The PEOPLE of the State of New York, Respondent, v. Sukur ULLAH, Defendant–Appellant.

7638

Decided: November 15, 2018

Acosta, P.J., Friedman, Manzanet–Daniels, Webber, Singh, JJ. Seymour W. James, The Legal Aid Society, New York (David Crow of counsel), and Davis Polk & Wardwell LLP, New York, (R. Brendan Mooney of counsel), for appellant. Cyrus R. Vance, Jr., District Attorney, New York (Samuel Z. Goldfine of counsel), for respondent.

Judgment, Supreme Court, New York County (Richard D. Carruthers, J. at suppression hearing;  Mark Dwyer, J. at jury trial and sentencing), rendered January 7, 2016, convicting defendant of assault in the second degree, and sentencing him to a term of six months and five years' probation, unanimously affirmed.

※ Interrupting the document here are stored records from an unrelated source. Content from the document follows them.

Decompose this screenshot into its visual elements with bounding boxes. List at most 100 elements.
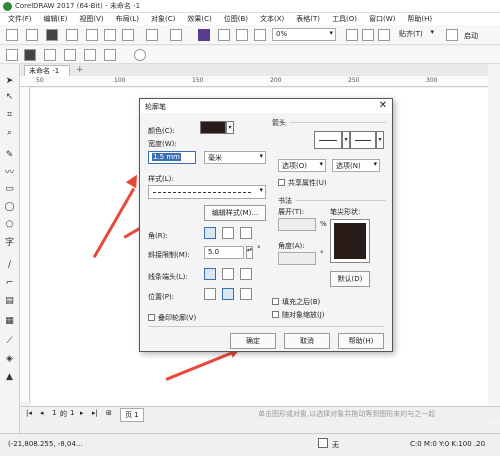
center-position-icon[interactable]: [222, 288, 234, 300]
menu-edit[interactable]: 编辑(E): [38, 14, 74, 24]
miter-corner-icon[interactable]: [204, 227, 216, 239]
share-attributes-checkbox[interactable]: [278, 179, 285, 186]
menu-tools[interactable]: 工具(O): [326, 14, 363, 24]
menu-text[interactable]: 文本(X): [254, 14, 290, 24]
angle-input[interactable]: [278, 252, 316, 265]
color-picker[interactable]: [200, 121, 226, 134]
menu-table[interactable]: 表格(T): [290, 14, 326, 24]
copy-icon[interactable]: [104, 29, 116, 41]
width-input[interactable]: 1.5 mm: [148, 151, 196, 164]
drop-shadow-icon[interactable]: ▤: [4, 296, 15, 307]
square-cap-icon[interactable]: [240, 268, 252, 280]
end-arrow-options[interactable]: 选项(N): [332, 159, 380, 172]
ellipse-tool-icon[interactable]: ◯: [4, 202, 15, 213]
scale-with-object-checkbox[interactable]: [272, 311, 279, 318]
units-icon[interactable]: [104, 49, 116, 61]
cut-icon[interactable]: [86, 29, 98, 41]
line-style-select[interactable]: [148, 185, 266, 199]
round-cap-icon[interactable]: [222, 268, 234, 280]
menu-help[interactable]: 帮助(H): [401, 14, 438, 24]
print-icon[interactable]: [66, 29, 78, 41]
menu-file[interactable]: 文件(F): [0, 14, 38, 24]
crop-tool-icon[interactable]: ⌗: [4, 110, 15, 121]
end-arrow-select[interactable]: [350, 131, 376, 149]
stretch-input[interactable]: [278, 218, 316, 231]
smart-fill-icon[interactable]: ▲: [4, 372, 15, 383]
document-tab[interactable]: 未命名 -1: [24, 65, 70, 76]
menu-effects[interactable]: 效果(C): [181, 14, 217, 24]
start-arrow-select[interactable]: [314, 131, 342, 149]
cancel-button[interactable]: 取消: [284, 333, 330, 349]
snap-to-dropdown[interactable]: 贴齐(T): [396, 28, 436, 41]
prev-page-icon[interactable]: ◂: [40, 409, 44, 417]
overprint-checkbox[interactable]: [148, 314, 155, 321]
polygon-tool-icon[interactable]: ⬠: [4, 220, 15, 231]
end-arrow-dropdown-icon[interactable]: ▾: [376, 131, 384, 149]
start-arrow-dropdown-icon[interactable]: ▾: [342, 131, 350, 149]
zoom-level-select[interactable]: 0%: [272, 28, 336, 41]
inside-position-icon[interactable]: [240, 288, 252, 300]
horizontal-ruler[interactable]: 50 100 150 200 250 300: [20, 76, 500, 87]
last-page-icon[interactable]: ▸|: [92, 409, 98, 417]
pick-tool-icon[interactable]: ➤: [4, 76, 15, 87]
launch-menu[interactable]: 启动: [464, 31, 478, 41]
import-icon[interactable]: [218, 29, 230, 41]
menu-bitmaps[interactable]: 位图(B): [218, 14, 254, 24]
ok-button[interactable]: 确定: [230, 333, 276, 349]
miter-spinner-icon[interactable]: ▴▾: [246, 246, 253, 259]
text-tool-icon[interactable]: 字: [4, 238, 15, 249]
menu-window[interactable]: 窗口(W): [363, 14, 401, 24]
outside-position-icon[interactable]: [204, 288, 216, 300]
grid-icon[interactable]: [378, 29, 390, 41]
full-screen-icon[interactable]: [346, 29, 358, 41]
add-icon[interactable]: [134, 49, 146, 61]
help-button[interactable]: 帮助(H): [338, 333, 384, 349]
start-arrow-options[interactable]: 选项(O): [278, 159, 326, 172]
connector-tool-icon[interactable]: ⌐: [4, 278, 15, 289]
page-size-icon[interactable]: [6, 49, 18, 61]
redo-icon[interactable]: [170, 29, 182, 41]
vertical-ruler[interactable]: [20, 87, 30, 402]
undo-icon[interactable]: [146, 29, 158, 41]
transparency-tool-icon[interactable]: ▦: [4, 316, 15, 327]
artistic-media-icon[interactable]: 〰: [4, 168, 15, 179]
menu-view[interactable]: 视图(V): [73, 14, 109, 24]
portrait-icon[interactable]: [24, 49, 36, 61]
color-palette[interactable]: [488, 64, 500, 424]
edit-style-button[interactable]: 编辑样式(M)...: [204, 205, 266, 221]
publish-pdf-icon[interactable]: [254, 29, 266, 41]
miter-limit-input[interactable]: 5.0: [204, 246, 244, 259]
shape-tool-icon[interactable]: ↖: [4, 92, 15, 103]
zoom-tool-icon[interactable]: ⌕: [4, 128, 15, 139]
options-gear-icon[interactable]: [446, 29, 458, 41]
first-page-icon[interactable]: |◂: [26, 409, 32, 417]
open-icon[interactable]: [26, 29, 38, 41]
freehand-tool-icon[interactable]: ✎: [4, 150, 15, 161]
paste-icon[interactable]: [122, 29, 134, 41]
eyedropper-icon[interactable]: ⟋: [4, 336, 15, 347]
default-button[interactable]: 默认(D): [330, 271, 370, 287]
add-tab-icon[interactable]: +: [76, 65, 84, 75]
butt-cap-icon[interactable]: [204, 268, 216, 280]
color-dropdown-icon[interactable]: ▾: [226, 121, 234, 134]
menu-layout[interactable]: 布局(L): [110, 14, 145, 24]
search-content-icon[interactable]: [198, 29, 210, 41]
behind-fill-checkbox[interactable]: [272, 298, 279, 305]
interactive-fill-icon[interactable]: ◈: [4, 354, 15, 365]
save-icon[interactable]: [46, 29, 58, 41]
close-icon[interactable]: ✕: [378, 100, 388, 111]
landscape-icon[interactable]: [44, 49, 56, 61]
add-page-icon[interactable]: ⊞: [106, 409, 112, 417]
new-document-icon[interactable]: [6, 29, 18, 41]
current-page-icon[interactable]: [84, 49, 96, 61]
next-page-icon[interactable]: ▸: [80, 409, 84, 417]
export-icon[interactable]: [236, 29, 248, 41]
round-corner-icon[interactable]: [222, 227, 234, 239]
rulers-icon[interactable]: [362, 29, 374, 41]
bevel-corner-icon[interactable]: [240, 227, 252, 239]
parallel-dimension-icon[interactable]: ∕: [4, 260, 15, 271]
all-pages-icon[interactable]: [64, 49, 76, 61]
rectangle-tool-icon[interactable]: ▭: [4, 184, 15, 195]
menu-object[interactable]: 对象(C): [145, 14, 181, 24]
width-unit-select[interactable]: 毫米: [204, 151, 266, 164]
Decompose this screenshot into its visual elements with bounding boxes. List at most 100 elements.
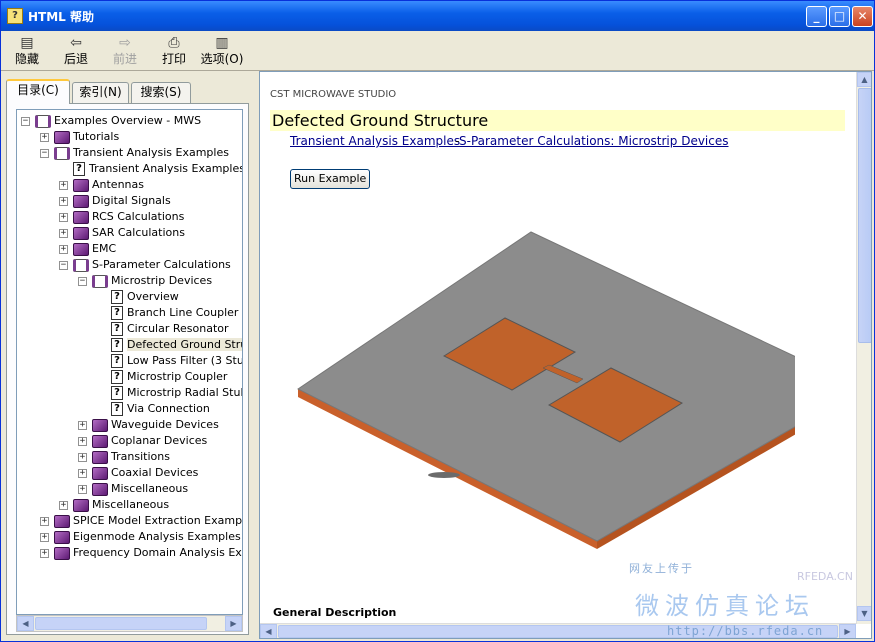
tree-item[interactable]: ? Microstrip Coupler: [97, 369, 227, 385]
tree-item-label: EMC: [92, 242, 117, 255]
closed-book-icon: [73, 498, 89, 512]
page-title: Defected Ground Structure: [270, 110, 845, 131]
tree-item[interactable]: + Waveguide Devices: [78, 417, 219, 433]
tree-item-label: RCS Calculations: [92, 210, 185, 223]
tree-item-label: Miscellaneous: [92, 498, 170, 511]
link-microstrip-devices[interactable]: S-Parameter Calculations: Microstrip Dev…: [459, 134, 729, 148]
help-page-icon: ?: [111, 338, 123, 352]
contents-tree[interactable]: − Examples Overview - MWS + Tutorials − Trans…: [16, 109, 243, 615]
run-example-button[interactable]: Run Example: [290, 169, 371, 189]
help-app-icon: ?: [7, 8, 23, 24]
minimize-button[interactable]: _: [806, 6, 827, 27]
content-hscroll-thumb[interactable]: [278, 625, 838, 638]
tab-index[interactable]: 索引(N): [72, 82, 129, 103]
options-button[interactable]: ▥ 选项(O): [197, 34, 247, 68]
expand-icon[interactable]: +: [59, 180, 68, 190]
scroll-up-icon[interactable]: ▲: [857, 72, 871, 87]
tree-horizontal-scrollbar[interactable]: ◀ ▶: [16, 615, 243, 632]
expand-icon[interactable]: +: [59, 500, 68, 510]
expand-icon[interactable]: +: [40, 532, 49, 542]
tree-item[interactable]: + Eigenmode Analysis Examples: [40, 529, 241, 545]
tree-item-label: Frequency Domain Analysis Examp: [73, 546, 242, 559]
expand-icon[interactable]: +: [78, 484, 87, 494]
close-button[interactable]: ✕: [852, 6, 873, 27]
hide-icon: ▤: [20, 35, 34, 51]
expand-icon[interactable]: +: [59, 196, 68, 206]
expand-icon[interactable]: +: [78, 420, 87, 430]
expand-icon[interactable]: +: [40, 132, 49, 142]
tree-item[interactable]: + RCS Calculations: [59, 209, 184, 225]
tab-search[interactable]: 搜索(S): [131, 82, 191, 103]
scroll-left-icon[interactable]: ◀: [260, 624, 277, 638]
tree-item-label: Tutorials: [73, 130, 120, 143]
tree-item[interactable]: + EMC: [59, 241, 116, 257]
link-transient-analysis[interactable]: Transient Analysis Examples: [290, 134, 460, 148]
tree-item-label: Eigenmode Analysis Examples: [73, 530, 241, 543]
tree-item[interactable]: ? Branch Line Coupler: [97, 305, 238, 321]
scroll-right-icon[interactable]: ▶: [225, 616, 242, 631]
tree-item[interactable]: + Tutorials: [40, 129, 119, 145]
tree-item[interactable]: − Transient Analysis Examples: [40, 145, 229, 161]
tree-item-label: Transitions: [111, 450, 170, 463]
collapse-icon[interactable]: −: [59, 260, 68, 270]
tree-item[interactable]: + Digital Signals: [59, 193, 171, 209]
tree-item[interactable]: + SPICE Model Extraction Examples: [40, 513, 242, 529]
tree-item[interactable]: + Frequency Domain Analysis Examp: [40, 545, 242, 561]
help-page-icon: ?: [111, 290, 123, 304]
back-button[interactable]: ⇦ 后退: [54, 34, 98, 68]
expand-icon[interactable]: +: [40, 548, 49, 558]
help-page-icon: ?: [111, 402, 123, 416]
closed-book-icon: [92, 482, 108, 496]
expand-icon[interactable]: +: [78, 436, 87, 446]
tree-item[interactable]: − Examples Overview - MWS: [21, 113, 201, 129]
expand-icon[interactable]: +: [40, 516, 49, 526]
expand-icon[interactable]: +: [59, 228, 68, 238]
tree-item[interactable]: − Microstrip Devices: [78, 273, 212, 289]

The hearing court properly denied defendant's suppression motion.  There is no basis for disturbing the court's credibility determinations.  The hearing evidence, viewed as a whole, supports the court's finding that defendant's wife validly consented to the police entry into the couple's apartment (see generally People v. Gonzalez, 39 N.Y.2d 122, 128–131, 383 N.Y.S.2d 215, 347 N.E.2d 575 [1976] ), that defendant's warrantless arrest in the apartment was therefore lawful, and that his statements were thus admissible.  The factfinder expressly accepted specific testimony that defendant's wife invited the police to enter.  In any event, any error in admitting the statements was harmless.

The trial court properly admitted statements by the victim to other witnesses under the excited utterance exception to the hearsay rule (see People v. Johnson, 1 N.Y.3d 302, 306, 772 N.Y.S.2d 238, 804 N.E.2d 402 [2003] ).  These statements were made within minutes after the victim was assaulted and while he was crying, vomiting, and bleeding from the nose and mouth.  The record supports the inference that he was still under the influence of the stress of the incident despite some passage of time (see People v. Brown, 70 N.Y.2d 513, 520–522, 522 N.Y.S.2d 837, 517 N.E.2d 515 [1987] ), and that his statements were not the product of reflection or possible fabrication.  In any event, any prejudice was limited because the victim testified at trial and was subject to cross-examination (see People v. Ludwig, 24 N.Y.3d 221, 230, 997 N.Y.S.2d 351, 21 N.E.3d 1012 [2014] ).